The second proviso to sub-section (3) mandates that the period of three months may be extended if both parties to the dispute agree for any bonafide reason to be recorded by the authority that the said period of three month may be extended to such period as may be necessary to dispose of the application in a just manner. 37. It may therefore be inferred that in a claim filed under Section 15 of the Act, 1936 arising out of deductions from wages or delay in payment of wages time is of essence and the matter cannot be lingered on the pretext of deciding preliminary issues. 38. In view of the aforestated reasons the orders dated 07.04.2016 passed by the Prescribed Authority in Case Nos.

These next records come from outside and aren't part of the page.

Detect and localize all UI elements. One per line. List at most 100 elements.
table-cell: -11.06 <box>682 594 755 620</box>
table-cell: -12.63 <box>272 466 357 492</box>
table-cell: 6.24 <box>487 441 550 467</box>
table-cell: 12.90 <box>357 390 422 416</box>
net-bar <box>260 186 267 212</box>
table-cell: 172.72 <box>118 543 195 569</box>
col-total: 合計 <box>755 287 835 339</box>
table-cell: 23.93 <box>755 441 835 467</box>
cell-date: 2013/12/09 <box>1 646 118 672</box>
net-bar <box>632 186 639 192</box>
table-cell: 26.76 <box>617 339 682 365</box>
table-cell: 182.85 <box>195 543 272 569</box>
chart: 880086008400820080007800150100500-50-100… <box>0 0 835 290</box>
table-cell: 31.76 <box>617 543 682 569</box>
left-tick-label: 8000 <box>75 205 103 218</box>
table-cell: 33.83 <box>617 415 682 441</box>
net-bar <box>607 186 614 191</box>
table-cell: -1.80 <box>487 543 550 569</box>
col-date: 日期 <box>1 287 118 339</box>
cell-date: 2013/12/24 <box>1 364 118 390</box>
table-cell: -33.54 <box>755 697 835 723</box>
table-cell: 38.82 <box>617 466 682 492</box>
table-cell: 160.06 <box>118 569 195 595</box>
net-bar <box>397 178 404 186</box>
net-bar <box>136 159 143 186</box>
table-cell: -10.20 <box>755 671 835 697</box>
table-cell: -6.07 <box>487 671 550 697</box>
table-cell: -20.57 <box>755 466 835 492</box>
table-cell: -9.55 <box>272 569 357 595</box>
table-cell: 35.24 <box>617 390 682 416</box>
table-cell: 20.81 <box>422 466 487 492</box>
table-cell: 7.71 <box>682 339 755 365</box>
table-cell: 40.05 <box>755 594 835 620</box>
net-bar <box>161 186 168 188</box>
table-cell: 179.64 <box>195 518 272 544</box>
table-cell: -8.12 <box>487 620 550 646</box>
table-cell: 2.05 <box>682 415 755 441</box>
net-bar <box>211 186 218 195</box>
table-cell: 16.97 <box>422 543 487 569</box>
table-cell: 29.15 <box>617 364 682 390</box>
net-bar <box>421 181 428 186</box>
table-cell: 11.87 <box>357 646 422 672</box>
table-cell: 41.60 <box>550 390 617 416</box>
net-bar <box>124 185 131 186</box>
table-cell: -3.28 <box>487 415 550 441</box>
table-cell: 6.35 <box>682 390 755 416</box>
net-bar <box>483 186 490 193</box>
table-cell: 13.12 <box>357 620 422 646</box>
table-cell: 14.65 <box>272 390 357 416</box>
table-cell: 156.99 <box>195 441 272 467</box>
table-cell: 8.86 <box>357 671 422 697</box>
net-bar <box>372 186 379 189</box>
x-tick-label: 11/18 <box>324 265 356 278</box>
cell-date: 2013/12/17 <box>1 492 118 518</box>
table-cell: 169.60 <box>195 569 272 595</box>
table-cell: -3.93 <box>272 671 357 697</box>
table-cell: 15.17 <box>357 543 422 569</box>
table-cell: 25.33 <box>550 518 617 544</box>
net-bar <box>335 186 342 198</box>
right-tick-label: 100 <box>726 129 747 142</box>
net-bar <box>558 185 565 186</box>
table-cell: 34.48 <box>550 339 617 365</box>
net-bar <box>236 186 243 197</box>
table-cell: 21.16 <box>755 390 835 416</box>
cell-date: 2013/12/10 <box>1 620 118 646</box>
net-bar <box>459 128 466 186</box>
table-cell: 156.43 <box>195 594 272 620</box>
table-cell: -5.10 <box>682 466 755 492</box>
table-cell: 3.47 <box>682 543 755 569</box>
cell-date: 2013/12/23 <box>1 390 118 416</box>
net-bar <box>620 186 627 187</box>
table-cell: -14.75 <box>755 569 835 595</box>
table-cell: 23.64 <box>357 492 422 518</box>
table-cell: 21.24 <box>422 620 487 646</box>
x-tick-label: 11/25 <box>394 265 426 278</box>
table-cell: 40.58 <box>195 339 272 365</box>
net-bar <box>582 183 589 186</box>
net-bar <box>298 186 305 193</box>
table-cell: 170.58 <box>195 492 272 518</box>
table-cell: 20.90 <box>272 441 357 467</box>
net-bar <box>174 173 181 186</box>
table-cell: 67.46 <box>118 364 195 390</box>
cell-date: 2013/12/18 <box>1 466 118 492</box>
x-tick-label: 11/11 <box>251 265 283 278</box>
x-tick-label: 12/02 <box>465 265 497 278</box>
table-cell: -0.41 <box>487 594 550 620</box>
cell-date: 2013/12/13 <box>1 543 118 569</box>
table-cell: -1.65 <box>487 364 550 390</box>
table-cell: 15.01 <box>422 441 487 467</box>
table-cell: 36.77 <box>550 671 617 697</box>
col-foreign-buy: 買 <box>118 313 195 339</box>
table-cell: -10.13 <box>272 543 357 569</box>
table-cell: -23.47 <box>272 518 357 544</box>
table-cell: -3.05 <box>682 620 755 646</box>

P.W. 35/2009, 42/2010, 16/2012 and 18/2011 which are subject matter of challenge in these writ petitions, are held to be legally unsustainable and are therefore set aside. 39. Having regard to the facts of the case, and in particular, that the claims filed by the workman was registered before the authority under the Act, 1936 more than a decade ago, this Court deems it appropriate while setting aside the orders dated 07.04.2016 passed by respondent no.2/Prescribed Authority under the Act, 1936, to remit the matters to the Prescribed Authority under the Act, 1936 with a direction to endeavour to decide the claims, including all the issues raised by the parties, preliminary or otherwise, together and make an endeavour to pass final orders expeditiously, preferably within a period of three months from the date of presentation of a certified copy of this order before the authority. Parties are directed to appear before the authority under the Act, 1936 and not to seek any unnecessary adjournments. 40. The writ petitions are allowed to the extent indicated above.